Pretty Pictures: Resampled Space


BLDGBLOG is back in fine form with a survey of the work of artist Filip Dujardin, who manipulates images to create his architectural fantasies. Yet these images are sublime because they amplify the weight and grunge of the existing industrial photograph material from which they are born. It is that they are plausible which gives them power.

Furniture Friday: Gehry's Swoopy Bench


Speaking of swoopy bench-like sculptures, Frank Gehry has done one for the World Company building in Tokyo, just in time for Tokyo Design Festival. It's worth comparing his to Zaha Hadid's. Formally they are similar: complex curves that you can sit on.
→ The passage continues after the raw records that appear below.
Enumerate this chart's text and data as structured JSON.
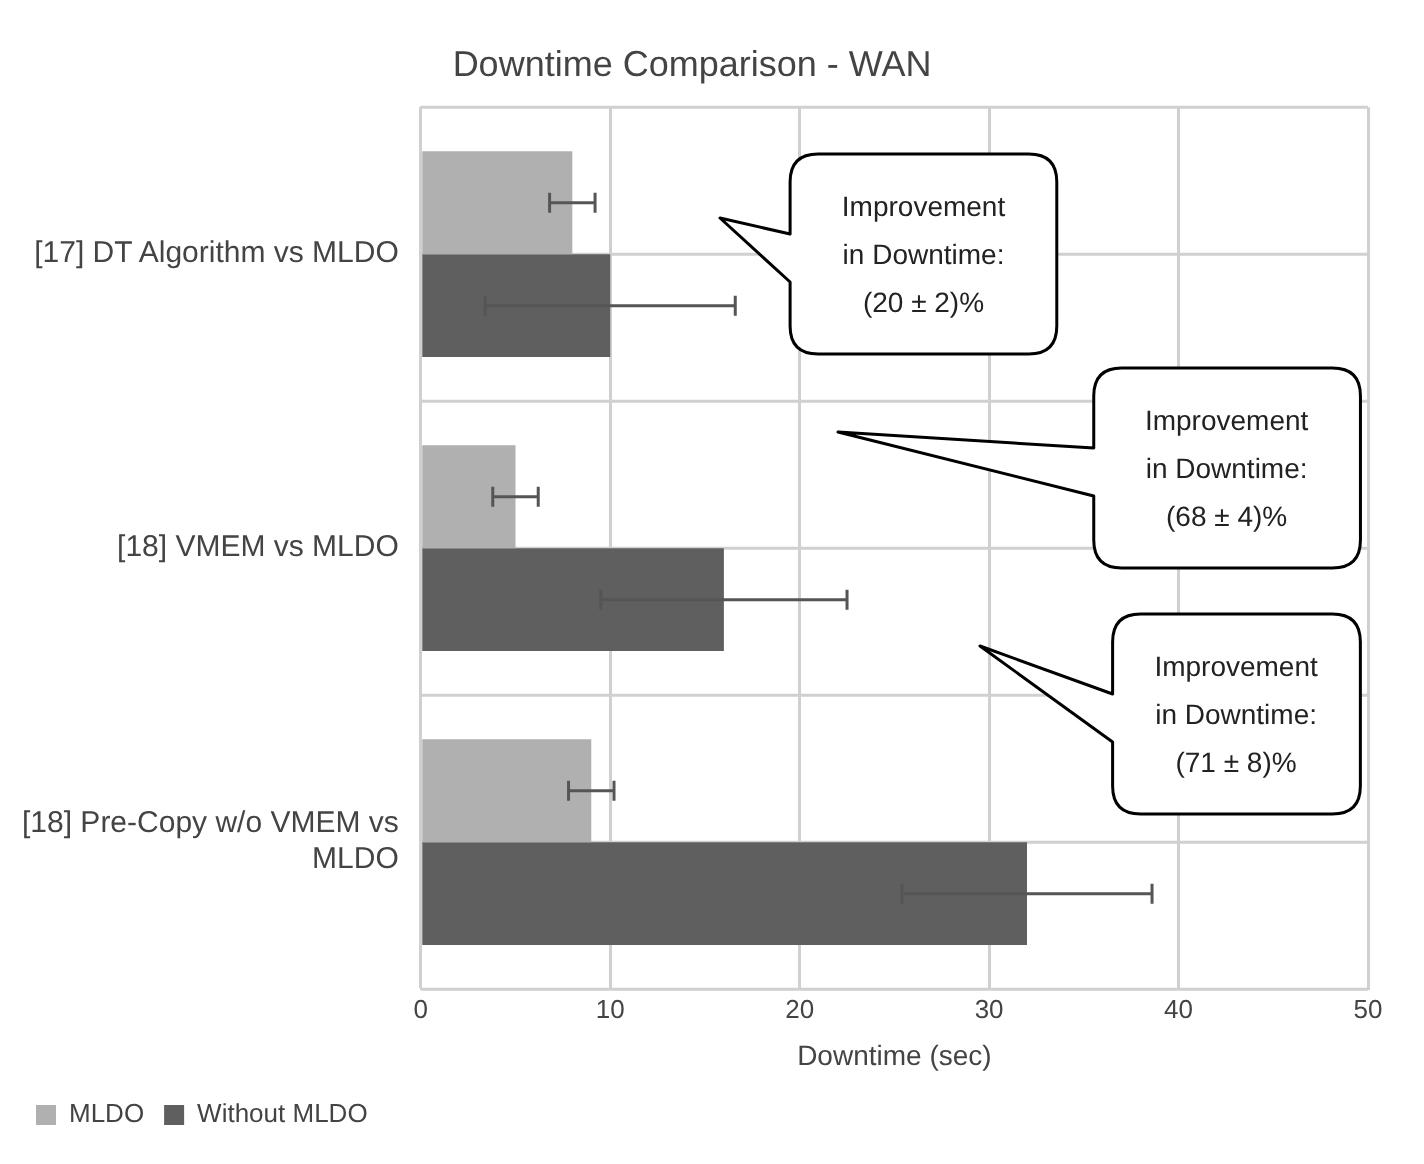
{
  "chart_data": {
    "type": "bar",
    "orientation": "horizontal",
    "title": "Downtime Comparison - WAN",
    "xlabel": "Downtime (sec)",
    "categories": [
      "[17] DT Algorithm vs MLDO",
      "[18] VMEM vs MLDO",
      "[18] Pre-Copy w/o VMEM vs MLDO"
    ],
    "series": [
      {
        "name": "MLDO",
        "color": "#b0b0b0",
        "values": [
          8,
          5,
          9
        ],
        "errors": [
          1.2,
          1.2,
          1.2
        ]
      },
      {
        "name": "Without MLDO",
        "color": "#5f5f5f",
        "values": [
          10,
          16,
          32
        ],
        "errors": [
          6.6,
          6.5,
          6.6
        ]
      }
    ],
    "xlim": [
      0,
      50
    ],
    "xticks": [
      0,
      10,
      20,
      30,
      40,
      50
    ],
    "grid": true,
    "legend": "bottom left",
    "annotations": [
      "Improvement\nin Downtime:\n(20 ± 2)%",
      "Improvement\nin Downtime:\n(68 ± 4)%",
      "Improvement\nin Downtime:\n(71 ± 8)%"
    ]
  }
}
They sit in a space, but aspire to some kind of kinetic reflection of their present surroundings. But the materials are very different. Gehry's piece could be made by basket weavers; Hadid's requires a lot of bondo and an apprenticeship in auto body repair. I like them both, but Gehry's piece is a reminder that the build manifestation of complex forms is not always seamless shiny material.

As seen at Core77.

Furniture Friday: Richard Prince's Furniture Show


Richard Prince's latest show at Gallerie Patrick Seguin, in Paris, shows off an interest in furnishings, including his new "Nurse Hat Chair". The other pieces in the show are from his collection, and are arranged in a way to display his rare book collection. As a work of editing and collecting--and by that I mean as an extension of Prince's paintings and photography--it's a fascinating set.

As seen at DesignBoom, where they also have more pictures of the show.